You do it by - before applying movement - checking if the movement would make you collide with anything you don't want to be stuck in (as you would then be stuck in it) via your collision DnD of choice (if you're unsure what to use, consult the manual). Then, you only apply the movement if that isn't the case. This works best if your movement speed evenly divides the size of the room's grid, such as 1, 2, 4, 8... as you will otherwise end up with gaps between moving instances and walls which you'd have to take care of specifically.
 

Slyddar

Member
The part of my post that you quoted is also EXACTLY what I suggested NOT to do. I can't check what the linked video is about because YouTube's video servers seem to be down as of writing, so this may or may not be what it's actually about.
@TsukaYuriko You might of misunderstood. The quoting of you was in no way directed at yourself, I listed your quote as it was what the OP was referring to. My comment was for him only, I have full respect for you and your answers, so sorry if you thought it was directed at your post. I've added his name to my post to avoid any confusion.
 

TsukaYuriko

☄️
Forum Staff
Moderator
I didn't think it was directed at me. :)
OP quoted my full post, not just that fragment. I merely intended to clarify that the part of my post you quoted is specifically what I advised against doing, as I thought your quote of me was in relation to the video you posted, and thus that the content of the video is about how to program collisions using solid - which, now that YouTube is working for me again, I can see is not the case. Sorry for the confusion.
 

Slyddar

Member
the video is about how to program collisions using solid
Oh no, gosh, I once tried setting up an easy tutorial of collisions using that method, and was not happy with the results. It's a checkbox that should be removed as it provides nothing but confusion for new users IMHO.
 

Mr.Fox

Member
Since you are doing a top down in DnD, try this for your collisions.

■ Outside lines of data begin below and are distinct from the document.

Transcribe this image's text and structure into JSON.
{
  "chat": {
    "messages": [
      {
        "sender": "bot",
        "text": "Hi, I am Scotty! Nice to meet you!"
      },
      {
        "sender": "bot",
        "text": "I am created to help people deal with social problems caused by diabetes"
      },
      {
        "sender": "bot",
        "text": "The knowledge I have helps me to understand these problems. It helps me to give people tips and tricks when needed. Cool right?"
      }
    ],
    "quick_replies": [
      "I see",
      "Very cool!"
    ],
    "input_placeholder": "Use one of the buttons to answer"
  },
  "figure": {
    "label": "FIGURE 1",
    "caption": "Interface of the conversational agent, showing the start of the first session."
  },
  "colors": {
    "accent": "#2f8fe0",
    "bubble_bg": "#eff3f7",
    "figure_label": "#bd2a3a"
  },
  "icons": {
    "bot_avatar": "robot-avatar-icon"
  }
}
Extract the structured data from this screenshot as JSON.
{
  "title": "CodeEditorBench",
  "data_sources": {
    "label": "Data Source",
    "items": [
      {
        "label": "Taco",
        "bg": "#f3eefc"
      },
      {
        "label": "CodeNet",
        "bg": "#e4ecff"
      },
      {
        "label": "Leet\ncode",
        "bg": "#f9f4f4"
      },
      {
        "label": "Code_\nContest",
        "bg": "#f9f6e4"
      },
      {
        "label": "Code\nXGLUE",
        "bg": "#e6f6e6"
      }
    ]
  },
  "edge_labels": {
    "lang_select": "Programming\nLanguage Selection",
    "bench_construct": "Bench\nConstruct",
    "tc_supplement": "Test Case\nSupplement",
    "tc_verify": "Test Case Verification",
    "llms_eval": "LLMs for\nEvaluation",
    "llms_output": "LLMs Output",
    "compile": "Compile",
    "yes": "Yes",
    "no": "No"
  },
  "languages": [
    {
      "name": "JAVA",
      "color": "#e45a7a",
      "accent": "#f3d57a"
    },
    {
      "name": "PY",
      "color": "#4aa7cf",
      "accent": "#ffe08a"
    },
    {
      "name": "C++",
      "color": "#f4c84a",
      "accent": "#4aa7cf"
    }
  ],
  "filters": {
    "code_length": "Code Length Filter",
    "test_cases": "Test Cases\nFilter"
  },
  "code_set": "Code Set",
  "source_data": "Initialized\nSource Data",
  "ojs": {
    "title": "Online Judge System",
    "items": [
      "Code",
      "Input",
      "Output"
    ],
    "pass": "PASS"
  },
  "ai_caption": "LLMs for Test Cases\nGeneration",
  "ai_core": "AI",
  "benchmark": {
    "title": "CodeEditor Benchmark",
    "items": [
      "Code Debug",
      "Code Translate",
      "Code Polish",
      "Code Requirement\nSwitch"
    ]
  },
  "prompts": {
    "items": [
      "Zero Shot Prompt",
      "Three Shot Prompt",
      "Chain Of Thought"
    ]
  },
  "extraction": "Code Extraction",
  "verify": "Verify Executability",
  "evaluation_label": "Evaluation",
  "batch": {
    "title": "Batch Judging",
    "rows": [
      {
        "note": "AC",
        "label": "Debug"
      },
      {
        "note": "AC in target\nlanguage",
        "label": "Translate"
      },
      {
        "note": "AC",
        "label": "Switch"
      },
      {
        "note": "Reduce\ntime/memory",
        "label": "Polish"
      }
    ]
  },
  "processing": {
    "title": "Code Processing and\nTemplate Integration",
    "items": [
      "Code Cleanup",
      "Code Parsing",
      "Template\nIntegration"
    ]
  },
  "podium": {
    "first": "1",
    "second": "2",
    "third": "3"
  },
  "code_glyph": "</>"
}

Thanks this worked, but when i wanted to change the sprite it could just walk trough again, and when i press a and w at the same time my character kinda bounces or something. Can you maybe help me fix this?
Im trying to send a video of it.
 

Slyddar

Member
In your player object, set the collision mask to be one of your sprites, like the idle sprite, if you have one. That will ensure the collision mask never changes when changing sprites, which I think might be your issue.
 

Mr.Fox

Member
In your player object, set the collision mask to be one of your sprites, like the idle sprite, if you have one. That will ensure the collision mask never changes when changing sprites, which I think might be your issue.